Mr Mann, 31, said: "Annelies Strba is a very famous and eminent international artist whose work has appeared in countless galleries. Her work does contain photographs of children and some are naked but they are certainly not pornographic.

"When we were putting this exhibition together, the last thing that occurred to us was there would be any kind of scandal."

The photograph, which has been displayed in galleries across Europe, is part of the Over Time exhibition featuring three female photographers – Strba, Amy Steiner and Melanie Manchot.

The picture of Sonja, taken in 1985, is part of a larger collection of photographs of family members, which also include the artist's two other children and four-year-old grandson.

"The police said if they decide I am in possession of something pornographic or illegal, they are going to arrest me," Mr Mann added.

"They asked me if I would be prepared to take it down but I said no because I feel they are exercising censorship where it isn't needed – although if they decide to take action against me I'm not going to have much choice.
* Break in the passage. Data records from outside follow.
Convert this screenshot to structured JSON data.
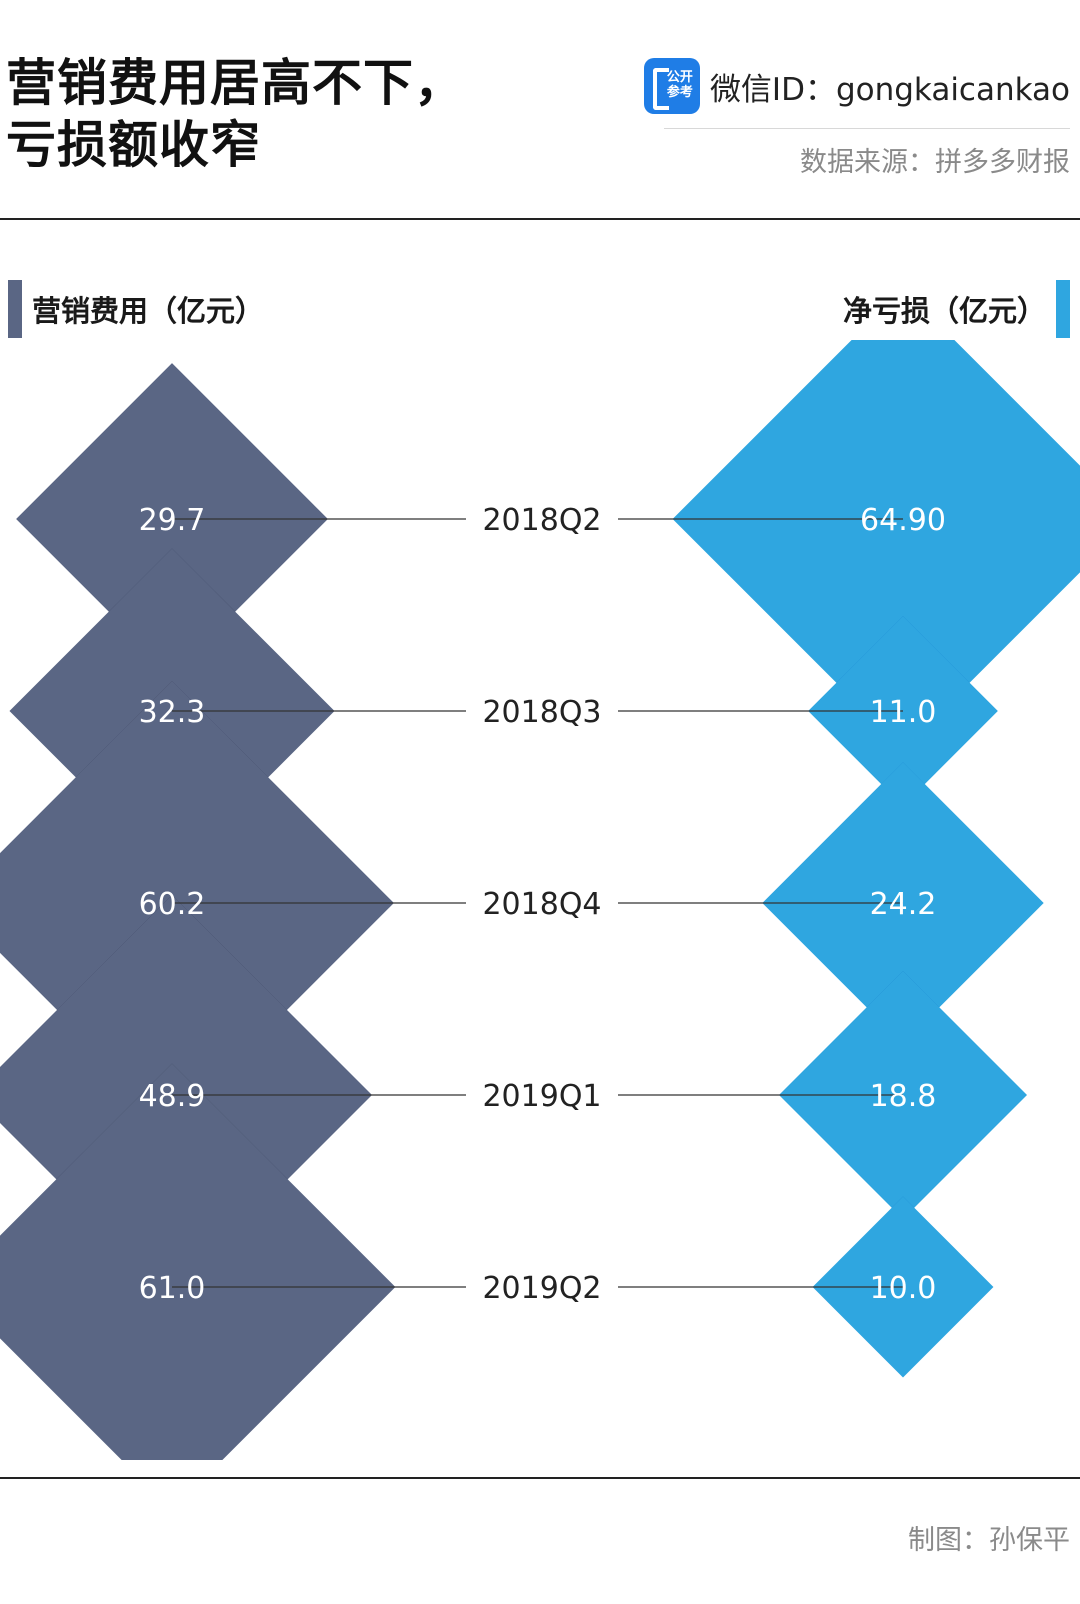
{
  "header": {
    "title_line1": "营销费用居高不下，",
    "title_line2": "亏损额收窄",
    "logo_text": "公开参考",
    "wechat_id": "微信ID：gongkaicankao",
    "source": "数据来源：拼多多财报"
  },
  "legend": {
    "left": "营销费用（亿元）",
    "right": "净亏损（亿元）"
  },
  "footer": {
    "credit": "制图：孙保平"
  },
  "chart_data": {
    "type": "diamond-comparison",
    "categories": [
      "2018Q2",
      "2018Q3",
      "2018Q4",
      "2019Q1",
      "2019Q2"
    ],
    "series": [
      {
        "name": "营销费用（亿元）",
        "values": [
          29.7,
          32.3,
          60.2,
          48.9,
          61.0
        ],
        "labels": [
          "29.7",
          "32.3",
          "60.2",
          "48.9",
          "61.0"
        ],
        "color": "#5a6684"
      },
      {
        "name": "净亏损（亿元）",
        "values": [
          64.9,
          11.0,
          24.2,
          18.8,
          10.0
        ],
        "labels": [
          "64.90",
          "11.0",
          "24.2",
          "18.8",
          "10.0"
        ],
        "color": "#2fa6e0"
      }
    ],
    "overlap_colors": {
      "left": "#242b47",
      "right": "#0a68c4"
    }
  }
}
It is quite upsetting. We are an art gallery and suddenly we are being associated with paedophilia."

Scotland Yard said officers would be consulting the Crown Prosecution Service. "Police have taken copies of the photograph and are seeking advice as to whether it contravenes the Obscene Publications Act," a spokeswoman said.

Detectives were called in after a woman contacted a local newspaper to say that her young son had been upset after spotting the picture while waiting for a bus outside. The newspaper approached police.

* Education officials were forced to climb down yesterday over guidelines that in effect banned parents from photographing their children's school activities. Edinburgh City Council was criticised and threatened with legal action by irate parents, after it advised that photographing or filming sporting events and nativity plays should be prohibited unless all parents agreed.